Creating a Cultural Village

  • Arts & Culture
  • 1936

Members of the Clark family, heirs to much of the Singer Sewing Company fortune, have resided in the bucolic village of Cooperstown, New York, since the mid-1800s. When the Depression damaged the area’s prosperity, Stephen Clark and other representatives of the Clark Foundation (founded in 1931) sought to revive local business and tourism by creating a baseball museum. In 1936, the Baseball Hall of Fame announced its inaugural class of five members: Ty Cobb, Babe Ruth, Honus Wagner, Christy Mathewson, and Walter Johnson.

The hall went on to become a classic of American culture, and the progenitor of many other museums. It attracts 300,000 visitors a year, has an $11-million annual budget, and employs 100 full-time staff in a village of a little more than 2,000 people.
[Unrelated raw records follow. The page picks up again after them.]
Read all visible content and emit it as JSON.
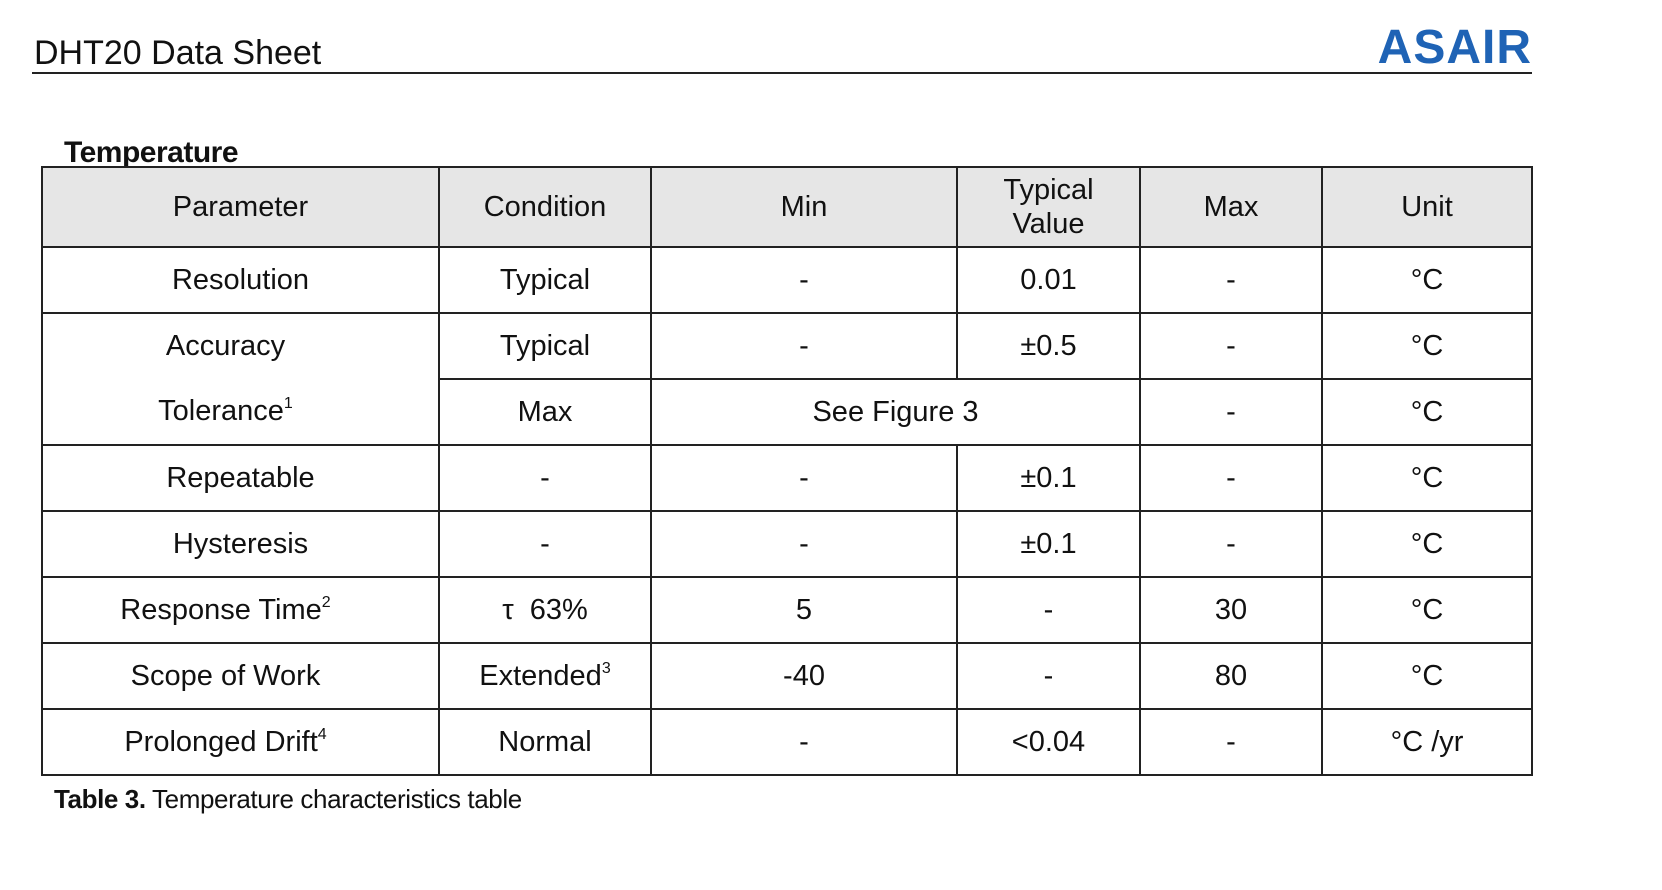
{
  "header": {
    "doc_title": "DHT20 Data Sheet",
    "brand": "ASAIR"
  },
  "section_title": "Temperature",
  "table": {
    "headers": [
      "Parameter",
      "Condition",
      "Min",
      "Typical Value",
      "Max",
      "Unit"
    ],
    "rows": {
      "resolution": {
        "parameter": "Resolution",
        "condition": "Typical",
        "min": "-",
        "typical": "0.01",
        "max": "-",
        "unit": "°C"
      },
      "accuracy": {
        "parameter": "Accuracy",
        "condition": "Typical",
        "min": "-",
        "typical": "±0.5",
        "max": "-",
        "unit": "°C"
      },
      "tolerance": {
        "parameter": "Tolerance",
        "sup": "1",
        "condition": "Max",
        "span_value": "See Figure 3",
        "max": "-",
        "unit": "°C"
      },
      "repeatable": {
        "parameter": "Repeatable",
        "condition": "-",
        "min": "-",
        "typical": "±0.1",
        "max": "-",
        "unit": "°C"
      },
      "hysteresis": {
        "parameter": "Hysteresis",
        "condition": "-",
        "min": "-",
        "typical": "±0.1",
        "max": "-",
        "unit": "°C"
      },
      "response_time": {
        "parameter": "Response Time",
        "sup": "2",
        "condition": "τ  63%",
        "min": "5",
        "typical": "-",
        "max": "30",
        "unit": "°C"
      },
      "scope_of_work": {
        "parameter": "Scope of Work",
        "condition": "Extended",
        "condition_sup": "3",
        "min": "-40",
        "typical": "-",
        "max": "80",
        "unit": "°C"
      },
      "prolonged_drift": {
        "parameter": "Prolonged Drift",
        "sup": "4",
        "condition": "Normal",
        "min": "-",
        "typical": "<0.04",
        "max": "-",
        "unit": "°C /yr"
      }
    }
  },
  "caption": {
    "label": "Table 3.",
    "text": " Temperature characteristics table"
  },
  "colors": {
    "brand": "#1f63b5",
    "header_bg": "#e6e6e6",
    "border": "#222222"
  }
}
The current chairman of the board of directors of the National Baseball Hall of Fame and Museum is Jane Clark, who is also president of the Clark Foundation.
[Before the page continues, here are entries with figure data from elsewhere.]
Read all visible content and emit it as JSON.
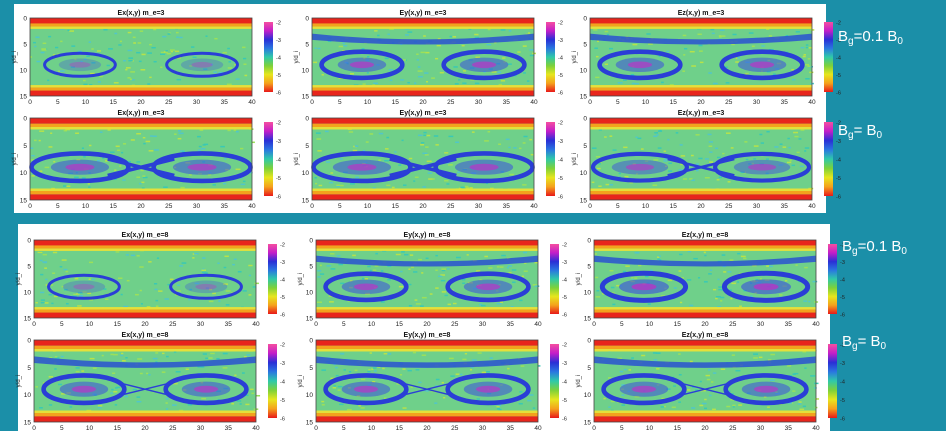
{
  "colors": {
    "background": "#1b8fa8",
    "panel_bg": "#ffffff",
    "label_text": "#ffffff"
  },
  "colorbar_gradient": [
    "#e8191a",
    "#f5a11c",
    "#e6e61e",
    "#7dd13a",
    "#2fc9a9",
    "#2a76e0",
    "#2a2fd6",
    "#c41ec8",
    "#f54fa0"
  ],
  "labels": {
    "top_weak": {
      "main": "B",
      "sub": "g",
      "rest": "=0.1 B",
      "sub2": "0"
    },
    "top_strong": {
      "main": "B",
      "sub": "g",
      "rest": "= B",
      "sub2": "0"
    },
    "bottom_weak": {
      "main": "B",
      "sub": "g",
      "rest": "=0.1 B",
      "sub2": "0"
    },
    "bottom_strong": {
      "main": "B",
      "sub": "g",
      "rest": "= B",
      "sub2": "0"
    }
  },
  "chart_data": [
    {
      "type": "heatmap",
      "group": "m_e=3",
      "title": "Ex(x,y) m_e=3",
      "xlim": [
        0,
        40
      ],
      "ylim": [
        15,
        0
      ],
      "xticks": [
        0,
        5,
        10,
        15,
        20,
        25,
        30,
        35,
        40
      ],
      "yticks": [
        0,
        5,
        10,
        15
      ],
      "ylabel": "y/d_i",
      "colorbar_ticks": [
        -2,
        -3,
        -4,
        -5,
        -6
      ],
      "field_component": "Ex",
      "row": 1,
      "col": 1,
      "island_strength": 0.5,
      "xpoint_bridge": 0.0,
      "top_band": false
    },
    {
      "type": "heatmap",
      "group": "m_e=3",
      "title": "Ey(x,y) m_e=3",
      "xlim": [
        0,
        40
      ],
      "ylim": [
        15,
        0
      ],
      "xticks": [
        0,
        5,
        10,
        15,
        20,
        25,
        30,
        35,
        40
      ],
      "yticks": [
        0,
        5,
        10,
        15
      ],
      "ylabel": "y/d_i",
      "colorbar_ticks": [
        -2,
        -3,
        -4,
        -5,
        -6
      ],
      "field_component": "Ey",
      "row": 1,
      "col": 2,
      "island_strength": 0.9,
      "xpoint_bridge": 0.0,
      "top_band": true
    },
    {
      "type": "heatmap",
      "group": "m_e=3",
      "title": "Ez(x,y) m_e=3",
      "xlim": [
        0,
        40
      ],
      "ylim": [
        15,
        0
      ],
      "xticks": [
        0,
        5,
        10,
        15,
        20,
        25,
        30,
        35,
        40
      ],
      "yticks": [
        0,
        5,
        10,
        15
      ],
      "ylabel": "y/d_i",
      "colorbar_ticks": [
        -2,
        -3,
        -4,
        -5,
        -6
      ],
      "field_component": "Ez",
      "row": 1,
      "col": 3,
      "island_strength": 0.9,
      "xpoint_bridge": 0.0,
      "top_band": true
    },
    {
      "type": "heatmap",
      "group": "m_e=3",
      "title": "Ex(x,y) m_e=3",
      "xlim": [
        0,
        40
      ],
      "ylim": [
        15,
        0
      ],
      "xticks": [
        0,
        5,
        10,
        15,
        20,
        25,
        30,
        35,
        40
      ],
      "yticks": [
        0,
        5,
        10,
        15
      ],
      "ylabel": "y/d_i",
      "colorbar_ticks": [
        -2,
        -3,
        -4,
        -5,
        -6
      ],
      "field_component": "Ex",
      "row": 2,
      "col": 1,
      "island_strength": 0.9,
      "xpoint_bridge": 1.0,
      "top_band": false
    },
    {
      "type": "heatmap",
      "group": "m_e=3",
      "title": "Ey(x,y) m_e=3",
      "xlim": [
        0,
        40
      ],
      "ylim": [
        15,
        0
      ],
      "xticks": [
        0,
        5,
        10,
        15,
        20,
        25,
        30,
        35,
        40
      ],
      "yticks": [
        0,
        5,
        10,
        15
      ],
      "ylabel": "y/d_i",
      "colorbar_ticks": [
        -2,
        -3,
        -4,
        -5,
        -6
      ],
      "field_component": "Ey",
      "row": 2,
      "col": 2,
      "island_strength": 0.9,
      "xpoint_bridge": 1.0,
      "top_band": false
    },
    {
      "type": "heatmap",
      "group": "m_e=3",
      "title": "Ez(x,y) m_e=3",
      "xlim": [
        0,
        40
      ],
      "ylim": [
        15,
        0
      ],
      "xticks": [
        0,
        5,
        10,
        15,
        20,
        25,
        30,
        35,
        40
      ],
      "yticks": [
        0,
        5,
        10,
        15
      ],
      "ylabel": "y/d_i",
      "colorbar_ticks": [
        -2,
        -3,
        -4,
        -5,
        -6
      ],
      "field_component": "Ez",
      "row": 2,
      "col": 3,
      "island_strength": 0.8,
      "xpoint_bridge": 0.7,
      "top_band": false
    },
    {
      "type": "heatmap",
      "group": "m_e=8",
      "title": "Ex(x,y) m_e=8",
      "xlim": [
        0,
        40
      ],
      "ylim": [
        15,
        0
      ],
      "xticks": [
        0,
        5,
        10,
        15,
        20,
        25,
        30,
        35,
        40
      ],
      "yticks": [
        0,
        5,
        10,
        15
      ],
      "ylabel": "y/d_i",
      "colorbar_ticks": [
        -2,
        -3,
        -4,
        -5,
        -6
      ],
      "field_component": "Ex",
      "row": 3,
      "col": 1,
      "island_strength": 0.5,
      "xpoint_bridge": 0.0,
      "top_band": false
    },
    {
      "type": "heatmap",
      "group": "m_e=8",
      "title": "Ey(x,y) m_e=8",
      "xlim": [
        0,
        40
      ],
      "ylim": [
        15,
        0
      ],
      "xticks": [
        0,
        5,
        10,
        15,
        20,
        25,
        30,
        35,
        40
      ],
      "yticks": [
        0,
        5,
        10,
        15
      ],
      "ylabel": "y/d_i",
      "colorbar_ticks": [
        -2,
        -3,
        -4,
        -5,
        -6
      ],
      "field_component": "Ey",
      "row": 3,
      "col": 2,
      "island_strength": 0.9,
      "xpoint_bridge": 0.0,
      "top_band": true
    },
    {
      "type": "heatmap",
      "group": "m_e=8",
      "title": "Ez(x,y) m_e=8",
      "xlim": [
        0,
        40
      ],
      "ylim": [
        15,
        0
      ],
      "xticks": [
        0,
        5,
        10,
        15,
        20,
        25,
        30,
        35,
        40
      ],
      "yticks": [
        0,
        5,
        10,
        15
      ],
      "ylabel": "y/d_i",
      "colorbar_ticks": [
        -2,
        -3,
        -4,
        -5,
        -6
      ],
      "field_component": "Ez",
      "row": 3,
      "col": 3,
      "island_strength": 1.0,
      "xpoint_bridge": 0.0,
      "top_band": true
    },
    {
      "type": "heatmap",
      "group": "m_e=8",
      "title": "Ex(x,y) m_e=8",
      "xlim": [
        0,
        40
      ],
      "ylim": [
        15,
        0
      ],
      "xticks": [
        0,
        5,
        10,
        15,
        20,
        25,
        30,
        35,
        40
      ],
      "yticks": [
        0,
        5,
        10,
        15
      ],
      "ylabel": "y/d_i",
      "colorbar_ticks": [
        -2,
        -3,
        -4,
        -5,
        -6
      ],
      "field_component": "Ex",
      "row": 4,
      "col": 1,
      "island_strength": 0.9,
      "xpoint_bridge": 0.3,
      "top_band": true
    },
    {
      "type": "heatmap",
      "group": "m_e=8",
      "title": "Ey(x,y) m_e=8",
      "xlim": [
        0,
        40
      ],
      "ylim": [
        15,
        0
      ],
      "xticks": [
        0,
        5,
        10,
        15,
        20,
        25,
        30,
        35,
        40
      ],
      "yticks": [
        0,
        5,
        10,
        15
      ],
      "ylabel": "y/d_i",
      "colorbar_ticks": [
        -2,
        -3,
        -4,
        -5,
        -6
      ],
      "field_component": "Ey",
      "row": 4,
      "col": 2,
      "island_strength": 0.9,
      "xpoint_bridge": 0.3,
      "top_band": true
    },
    {
      "type": "heatmap",
      "group": "m_e=8",
      "title": "Ez(x,y) m_e=8",
      "xlim": [
        0,
        40
      ],
      "ylim": [
        15,
        0
      ],
      "xticks": [
        0,
        5,
        10,
        15,
        20,
        25,
        30,
        35,
        40
      ],
      "yticks": [
        0,
        5,
        10,
        15
      ],
      "ylabel": "y/d_i",
      "colorbar_ticks": [
        -2,
        -3,
        -4,
        -5,
        -6
      ],
      "field_component": "Ez",
      "row": 4,
      "col": 3,
      "island_strength": 0.9,
      "xpoint_bridge": 0.3,
      "top_band": true
    }
  ]
}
In the decades before and after the founding of the Hall of Fame, Clark relatives and foundation members were also instrumental in building up other cultural institutions in the Cooperstown area—including the historic Farmers’ Museum, the Fenimore Art Museum, the New York State Historical Association, and the Glimmerglass Opera. The foundation also spends millions in the Cooperstown region on annual scholarships for children, village beautification, land preservation, local sports, the regional hospital, and the historic Otesaga and Cooper inns.

With half a billion dollars in assets, and nearly $20 million of annual giving, the Clark Foundation has funded many projects. In its support for the various cultural complexes in Cooperstown, however, the family has created an entire community of museums and art, and a true center of Americana.